Dans sa tête, cet écolo se disait aussi : « Si tout s’effondre, j’aurai appris un métier utile, qui permet de nourrir les gens. » En quatre saisons, il n’a connu aucune dégradation importante. « On a parfois des dégâts parce que des gamins sont allés chercher un ballon, et quelques petits larcins. Mais c’est rare. Ça améliore le cadre de vie, la vue depuis les immeubles… » Avec 50 000 euros de chiffre d’affaires par an, son associé et lui ne roulent pas sur l’or, mais la ferme s’agrandit. « On se fait un petit smic pour quarante à quarante-cinq heures de travail. C’est vivable : on peut continuer. »

Diversification

Parisien d’origine, Stéphane Vier a trouvé lui aussi, avec Le Bouc et la Treille, l’équilibre de vie qu’il cherchait : « Je suis un urbain. J’habite derrière le TNP, à Villeurbanne, mes enfants vont à l’école à pied… J’ai la même vie que ceux qui vont au bureau. » Sauf qu’il travaille à la vigne, dans les monts d’Or, avec les préoccupations de ceux qui dépendent des aléas de la nature. Le domaine fait partie des pionniers du bio et des circuits courts dans les coteaux-du-lyonnais, une appellation autrefois dépréciée qui a su se réinventer. Le domaine propose une quinzaine de vins, des classiques cuvées Hircus – en gamay pour les rouges (13,50 €) et en chardonnay pour les blancs (14,50 €) – à la plus récente cuvée de vin orange, en passant par Le Bouc à poil, sans sulfites (12,50 €).

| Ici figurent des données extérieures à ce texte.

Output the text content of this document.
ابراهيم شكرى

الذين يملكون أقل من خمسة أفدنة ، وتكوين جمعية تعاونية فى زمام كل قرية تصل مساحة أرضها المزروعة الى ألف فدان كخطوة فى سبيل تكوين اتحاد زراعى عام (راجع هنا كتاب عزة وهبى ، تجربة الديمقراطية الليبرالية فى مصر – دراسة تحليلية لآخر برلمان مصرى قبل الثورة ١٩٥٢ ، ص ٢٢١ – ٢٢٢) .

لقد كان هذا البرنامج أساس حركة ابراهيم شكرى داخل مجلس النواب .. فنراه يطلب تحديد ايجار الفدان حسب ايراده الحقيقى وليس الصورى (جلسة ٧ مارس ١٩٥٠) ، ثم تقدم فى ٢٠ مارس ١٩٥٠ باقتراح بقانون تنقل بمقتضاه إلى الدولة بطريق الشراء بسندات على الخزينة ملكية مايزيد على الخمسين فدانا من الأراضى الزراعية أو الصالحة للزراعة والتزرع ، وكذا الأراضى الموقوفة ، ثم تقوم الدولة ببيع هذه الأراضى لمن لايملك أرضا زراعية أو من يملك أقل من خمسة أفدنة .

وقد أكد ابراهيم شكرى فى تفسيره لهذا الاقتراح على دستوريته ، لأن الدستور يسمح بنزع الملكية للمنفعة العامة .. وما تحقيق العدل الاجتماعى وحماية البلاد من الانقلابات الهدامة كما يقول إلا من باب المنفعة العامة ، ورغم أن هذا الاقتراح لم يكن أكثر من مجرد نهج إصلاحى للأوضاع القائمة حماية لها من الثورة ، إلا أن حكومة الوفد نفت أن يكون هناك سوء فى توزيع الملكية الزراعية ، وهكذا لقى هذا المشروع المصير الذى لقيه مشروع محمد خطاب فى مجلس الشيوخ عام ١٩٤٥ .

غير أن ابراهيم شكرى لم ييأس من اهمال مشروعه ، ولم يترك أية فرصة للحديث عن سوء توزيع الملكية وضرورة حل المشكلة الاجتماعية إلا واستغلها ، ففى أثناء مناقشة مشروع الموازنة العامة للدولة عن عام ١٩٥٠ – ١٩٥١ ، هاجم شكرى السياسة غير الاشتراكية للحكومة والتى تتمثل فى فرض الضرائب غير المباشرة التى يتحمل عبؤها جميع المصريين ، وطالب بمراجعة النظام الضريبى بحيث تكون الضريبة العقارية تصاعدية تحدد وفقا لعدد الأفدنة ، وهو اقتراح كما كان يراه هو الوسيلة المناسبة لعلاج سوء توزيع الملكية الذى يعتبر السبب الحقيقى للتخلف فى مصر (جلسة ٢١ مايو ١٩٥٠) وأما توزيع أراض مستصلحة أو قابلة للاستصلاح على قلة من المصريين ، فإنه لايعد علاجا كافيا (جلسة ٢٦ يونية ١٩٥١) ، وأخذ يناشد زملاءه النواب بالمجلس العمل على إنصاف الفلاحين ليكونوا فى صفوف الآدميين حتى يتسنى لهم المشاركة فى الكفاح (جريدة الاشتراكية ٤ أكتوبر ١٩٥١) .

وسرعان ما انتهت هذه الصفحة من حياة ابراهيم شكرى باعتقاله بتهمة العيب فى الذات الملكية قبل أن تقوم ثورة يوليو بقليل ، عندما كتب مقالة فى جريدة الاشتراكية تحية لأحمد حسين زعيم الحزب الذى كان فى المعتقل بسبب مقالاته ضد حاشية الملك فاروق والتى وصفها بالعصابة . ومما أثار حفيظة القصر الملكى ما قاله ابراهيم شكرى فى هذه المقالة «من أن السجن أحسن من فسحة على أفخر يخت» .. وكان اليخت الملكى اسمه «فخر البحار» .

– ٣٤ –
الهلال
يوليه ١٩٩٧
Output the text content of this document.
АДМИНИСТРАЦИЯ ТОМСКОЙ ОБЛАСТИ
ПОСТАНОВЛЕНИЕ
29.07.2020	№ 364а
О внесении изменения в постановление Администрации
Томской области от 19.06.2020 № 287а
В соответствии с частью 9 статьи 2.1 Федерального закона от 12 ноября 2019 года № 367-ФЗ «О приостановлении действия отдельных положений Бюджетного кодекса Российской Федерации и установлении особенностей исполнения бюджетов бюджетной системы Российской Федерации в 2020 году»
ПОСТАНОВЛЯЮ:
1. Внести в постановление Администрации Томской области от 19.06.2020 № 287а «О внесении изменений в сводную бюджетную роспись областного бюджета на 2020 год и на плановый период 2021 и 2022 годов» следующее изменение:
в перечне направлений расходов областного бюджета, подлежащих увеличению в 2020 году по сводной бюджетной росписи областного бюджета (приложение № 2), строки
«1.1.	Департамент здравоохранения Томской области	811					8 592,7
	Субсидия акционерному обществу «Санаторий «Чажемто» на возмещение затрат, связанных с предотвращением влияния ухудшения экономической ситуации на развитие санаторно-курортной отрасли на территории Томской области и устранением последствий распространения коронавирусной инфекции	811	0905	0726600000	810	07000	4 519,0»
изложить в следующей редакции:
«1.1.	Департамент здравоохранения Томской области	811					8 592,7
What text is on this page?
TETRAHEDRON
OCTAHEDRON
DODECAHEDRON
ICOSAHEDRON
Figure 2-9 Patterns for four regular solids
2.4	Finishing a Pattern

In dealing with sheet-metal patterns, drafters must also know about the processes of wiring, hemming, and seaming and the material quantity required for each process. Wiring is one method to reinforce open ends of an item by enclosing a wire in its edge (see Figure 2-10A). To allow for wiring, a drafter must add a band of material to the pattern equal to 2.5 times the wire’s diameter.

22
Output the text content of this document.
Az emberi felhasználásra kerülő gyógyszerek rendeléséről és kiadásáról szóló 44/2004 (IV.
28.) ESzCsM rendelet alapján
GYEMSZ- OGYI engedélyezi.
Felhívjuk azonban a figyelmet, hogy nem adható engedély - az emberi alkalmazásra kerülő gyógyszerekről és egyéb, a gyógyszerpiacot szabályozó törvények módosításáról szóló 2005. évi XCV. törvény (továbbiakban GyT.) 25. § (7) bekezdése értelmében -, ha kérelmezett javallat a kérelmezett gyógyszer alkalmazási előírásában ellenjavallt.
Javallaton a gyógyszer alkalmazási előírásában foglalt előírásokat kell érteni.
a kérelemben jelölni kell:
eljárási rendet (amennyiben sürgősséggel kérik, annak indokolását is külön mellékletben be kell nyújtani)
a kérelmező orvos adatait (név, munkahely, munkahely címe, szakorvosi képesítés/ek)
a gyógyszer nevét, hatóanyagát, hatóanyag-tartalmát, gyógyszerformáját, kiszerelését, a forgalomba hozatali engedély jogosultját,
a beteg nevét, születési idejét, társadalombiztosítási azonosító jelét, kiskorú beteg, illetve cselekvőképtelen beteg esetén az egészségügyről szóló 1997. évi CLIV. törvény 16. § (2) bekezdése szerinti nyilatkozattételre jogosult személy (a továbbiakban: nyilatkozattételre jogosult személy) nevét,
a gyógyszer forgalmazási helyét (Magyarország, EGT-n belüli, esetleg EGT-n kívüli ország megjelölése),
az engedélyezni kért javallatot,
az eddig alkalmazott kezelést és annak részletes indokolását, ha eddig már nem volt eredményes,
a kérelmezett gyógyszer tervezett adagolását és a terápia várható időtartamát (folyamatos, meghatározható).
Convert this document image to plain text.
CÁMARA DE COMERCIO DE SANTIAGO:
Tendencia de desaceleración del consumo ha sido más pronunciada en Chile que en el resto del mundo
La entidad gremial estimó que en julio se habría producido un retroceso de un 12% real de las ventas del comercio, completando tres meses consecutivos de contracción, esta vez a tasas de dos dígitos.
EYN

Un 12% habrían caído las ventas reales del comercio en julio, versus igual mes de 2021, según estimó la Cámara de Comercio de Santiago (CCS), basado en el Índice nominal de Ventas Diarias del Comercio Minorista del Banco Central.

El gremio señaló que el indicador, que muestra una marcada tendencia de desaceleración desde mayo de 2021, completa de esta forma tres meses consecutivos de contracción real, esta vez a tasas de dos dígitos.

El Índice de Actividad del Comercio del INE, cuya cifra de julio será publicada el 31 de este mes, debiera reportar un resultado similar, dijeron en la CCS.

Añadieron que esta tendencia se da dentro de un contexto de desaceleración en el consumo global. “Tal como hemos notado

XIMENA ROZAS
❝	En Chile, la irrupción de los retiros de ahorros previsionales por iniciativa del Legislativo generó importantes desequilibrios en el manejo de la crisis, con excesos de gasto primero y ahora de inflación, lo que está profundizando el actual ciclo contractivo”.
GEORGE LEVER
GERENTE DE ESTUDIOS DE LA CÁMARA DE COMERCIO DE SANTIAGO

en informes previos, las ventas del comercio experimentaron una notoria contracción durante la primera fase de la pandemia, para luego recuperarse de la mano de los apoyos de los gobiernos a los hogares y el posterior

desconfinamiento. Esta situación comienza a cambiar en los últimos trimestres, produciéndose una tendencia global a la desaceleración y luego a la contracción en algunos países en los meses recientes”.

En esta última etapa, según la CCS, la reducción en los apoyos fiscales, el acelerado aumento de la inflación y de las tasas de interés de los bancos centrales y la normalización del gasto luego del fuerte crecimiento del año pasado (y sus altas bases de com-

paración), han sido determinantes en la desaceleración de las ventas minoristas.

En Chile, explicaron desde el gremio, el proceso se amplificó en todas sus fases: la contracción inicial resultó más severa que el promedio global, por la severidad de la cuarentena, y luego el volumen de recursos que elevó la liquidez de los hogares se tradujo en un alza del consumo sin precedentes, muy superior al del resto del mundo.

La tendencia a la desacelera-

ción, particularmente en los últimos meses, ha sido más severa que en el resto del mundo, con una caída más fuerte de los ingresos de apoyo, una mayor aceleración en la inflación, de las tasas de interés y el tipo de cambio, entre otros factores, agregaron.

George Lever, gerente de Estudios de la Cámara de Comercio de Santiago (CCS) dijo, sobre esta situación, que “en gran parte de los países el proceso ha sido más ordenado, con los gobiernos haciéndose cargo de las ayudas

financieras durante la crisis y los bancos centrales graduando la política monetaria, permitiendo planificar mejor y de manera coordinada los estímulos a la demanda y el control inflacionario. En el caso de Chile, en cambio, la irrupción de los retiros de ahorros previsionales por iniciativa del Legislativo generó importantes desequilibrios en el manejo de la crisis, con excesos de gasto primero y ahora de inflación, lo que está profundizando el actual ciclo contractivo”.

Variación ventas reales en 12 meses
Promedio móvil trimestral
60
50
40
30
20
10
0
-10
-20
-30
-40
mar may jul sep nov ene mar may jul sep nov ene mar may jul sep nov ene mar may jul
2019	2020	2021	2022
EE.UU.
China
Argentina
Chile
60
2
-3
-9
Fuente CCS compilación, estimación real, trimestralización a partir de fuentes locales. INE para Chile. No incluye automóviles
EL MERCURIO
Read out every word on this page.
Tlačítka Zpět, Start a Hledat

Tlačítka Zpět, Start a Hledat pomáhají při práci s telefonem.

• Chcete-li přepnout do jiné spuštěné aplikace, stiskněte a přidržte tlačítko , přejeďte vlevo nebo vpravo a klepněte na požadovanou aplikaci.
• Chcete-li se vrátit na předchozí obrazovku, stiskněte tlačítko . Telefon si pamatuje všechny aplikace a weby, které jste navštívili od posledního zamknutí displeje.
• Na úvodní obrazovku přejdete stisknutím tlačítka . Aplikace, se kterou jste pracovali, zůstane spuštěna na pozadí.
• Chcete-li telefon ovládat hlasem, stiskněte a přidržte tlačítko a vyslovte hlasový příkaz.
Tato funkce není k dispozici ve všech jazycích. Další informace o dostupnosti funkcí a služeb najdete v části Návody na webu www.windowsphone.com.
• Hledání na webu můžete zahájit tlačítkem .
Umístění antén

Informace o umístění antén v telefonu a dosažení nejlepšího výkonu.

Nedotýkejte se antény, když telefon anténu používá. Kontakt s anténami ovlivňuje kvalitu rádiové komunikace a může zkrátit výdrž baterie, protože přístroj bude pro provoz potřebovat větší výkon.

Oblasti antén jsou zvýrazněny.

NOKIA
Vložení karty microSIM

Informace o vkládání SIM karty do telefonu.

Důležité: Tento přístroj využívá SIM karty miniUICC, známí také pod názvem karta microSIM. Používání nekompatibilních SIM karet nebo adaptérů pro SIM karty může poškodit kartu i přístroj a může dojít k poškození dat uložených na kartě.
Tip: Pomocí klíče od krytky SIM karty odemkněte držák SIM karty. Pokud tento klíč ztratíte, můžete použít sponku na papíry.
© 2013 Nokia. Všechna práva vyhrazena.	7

Avec 9 hectares, la diversification est incontournable afin de valoriser une production qui s’écoule pour moitié au domaine et à 95 % dans l’agglomération. Mais le climat, avec ses épisodes de grêle, de gel et surtout de sécheresse, a mis à mal les finances. « On est équipés pour 220 hectolitres. L’année dernière, on a péniblement sorti 130 hectolitres. Notre dernière année pleine remonte à 2018… » confie l’un des trois associés, Timothée Béchonnet. Ils auraient aimé agrandir le cuvage, mais le permis de construire a été refusé, dans un secteur où chaque parcelle constructible se revend une fortune.

« Le plus compliqué, c’est l’effondrement du bio. En redoublant d’efforts, on atteint péniblement le smic », souligne Timothée Béchonnet, pas découragé pour autant. Pour développer ses revenus, le domaine compte sur sa nouvelle gamme de spiritueux. Archéologue de formation,Timothée est heureux que ses associés aient fixé volontairement assez bas la valeur des parts sociales : « Je n’avais pas d’expérience. Je suis monté dans un train qui marchait… Je n’aurais jamais pu accéder à ce statut-là dans un autre schéma. » Le fait d’être trois permet aussi de répartir le travail. Même si tous assurent d’importants horaires, ils parviennent à préserver un week-end sur trois.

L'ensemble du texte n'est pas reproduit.